Budget Planning
From LoveToKnow Business
Budget planning is also known as forecasting, a process every small business should review at regular periods: monthly, quarterly or annually. A business budget allows you to see where you’ve been and where you’re going in terms of costs and cash flow. While forecasting is a part of every business plan, once you’ve established the guidelines for your particular business, you can plug in the figures and have a reliable tool that can help you prepare for the future.
The Importance Of Budget Planning
One of the seven danger signs of a failing business is a failure to plan. Unforeseen events always occur, from sudden influxes of new technology that can either wipe out current markets or create a new markets overnight, to unforeseen cost increases due to vendor mergers and acquisitions. As a business owner, you can’t think that you can deal with the problem later. Implementing a working budget and sticking with it is the best thing you can do to plan for unforeseen contingencies.
Percentage Budgeting
There are two types of budget planning models that you can use:
Percentage Projections
The first is an easy method where you make a percentage projections about rising costs from one year to the next. For example, your phone costs, including monthly service fees and advertising, should be expected to increase by five percent or so each year, assuming your ads remain the same size, and you do not install additional phone services.
Advertising and promotion costs fit into this same category, called variable expenses. A fixed expense, like office or facility rent, should remain the same until the end of your rental agreement, when you can expect a rent increase. You can also assign a fixed increase for disaster preparation, using the figures recorded in your business plan and increasing them accordingly to accrue an amount that will cover the costs of rebuilding, should disaster occur.
Zero-based Budgeting
Zero-based budgeting operates on a different principal. In this system, you start at an selected point for a particular category of expenses and take last year’s total expenses as the place you want to begin. For example, say your advertising costs ran $25,000 last year. Zero-based budgeting forces you to review all of last year’s expenses related to advertising, to see where expenses could be cut, and mistakes made last year that you want to avoid this year. Instead of increasing your expenses by a flat percentage as in the percentage budget method, you find areas of cost overruns and waste that you can eliminate. Instead of increasing your advertising expenses by 10%, you could actually decrease your costs by 5% to 10% because of this cost review process. Zero-based budgeting makes you think outside of the box.

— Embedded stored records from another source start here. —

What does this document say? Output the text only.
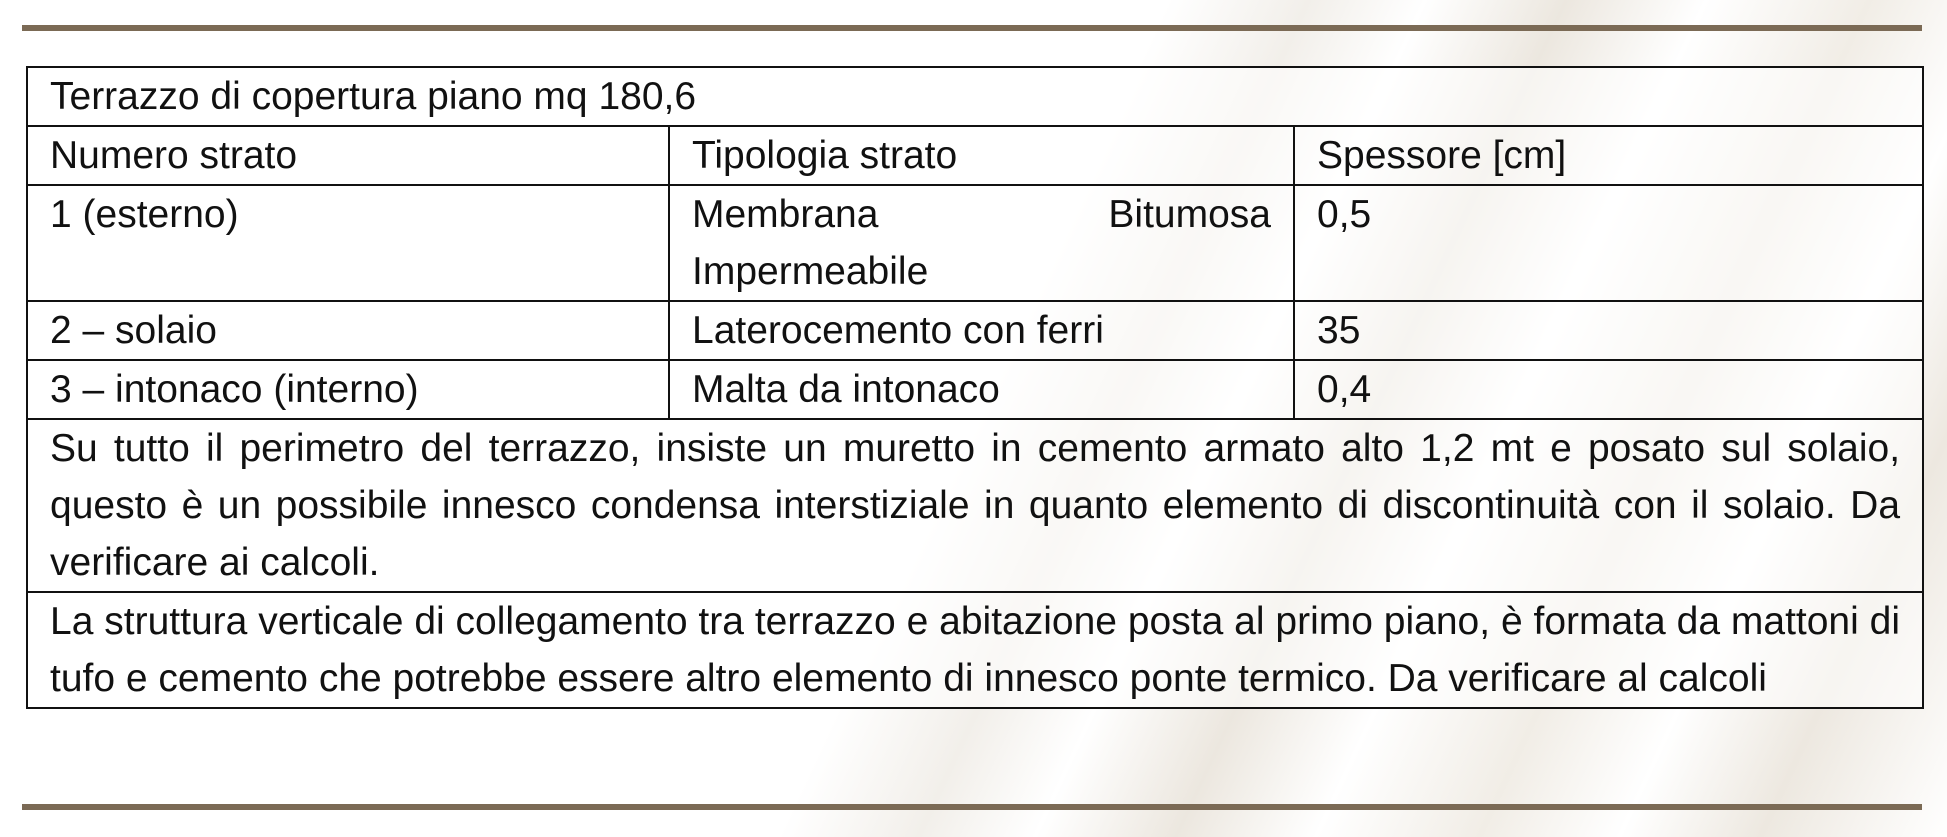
Terrazzo di copertura piano mq 180,6		
Numero strato	Tipologia strato	Spessore [cm]
1 (esterno)	Membrana Bitumosa Impermeabile	0,5
2 – solaio	Laterocemento con ferri	35
3 – intonaco (interno)	Malta da intonaco	0,4
Su tutto il perimetro del terrazzo, insiste un muretto in cemento armato alto 1,2 mt e posato sul solaio, questo è un possibile innesco condensa interstiziale in quanto elemento di discontinuità con il solaio. Da verificare ai calcoli.		
La struttura verticale di collegamento tra terrazzo e abitazione posta al primo piano, è formata da mattoni di tufo e cemento che potrebbe essere altro elemento di innesco ponte termico. Da verificare al calcoli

The Biggest Mistake: Not To Budget
There are several small business owners who mistakenly think that they do not need a budget in order to effectively manage their business. Nothing could be further from the truth. Not knowing what’s happening to your cash flow is the easiest way to quickly head down the road to financial disaster. Most millionaire small business owners work with budgets for a simple reason. Talk to one and he or she will tell you that they still use a budget because a budget allows them to keep a finger to the pulse of their business.
Many small business owners also think that the only time they will need budget planning when their businesses are new. This is a mistaken assumption. Talk to a millionaire owner and he will tell you that if you can’t manage a budget to control your expenses now, it’s doubtful that you’ll be around later as a business owner but working in someone else’s business where the owner tightly managed his finances.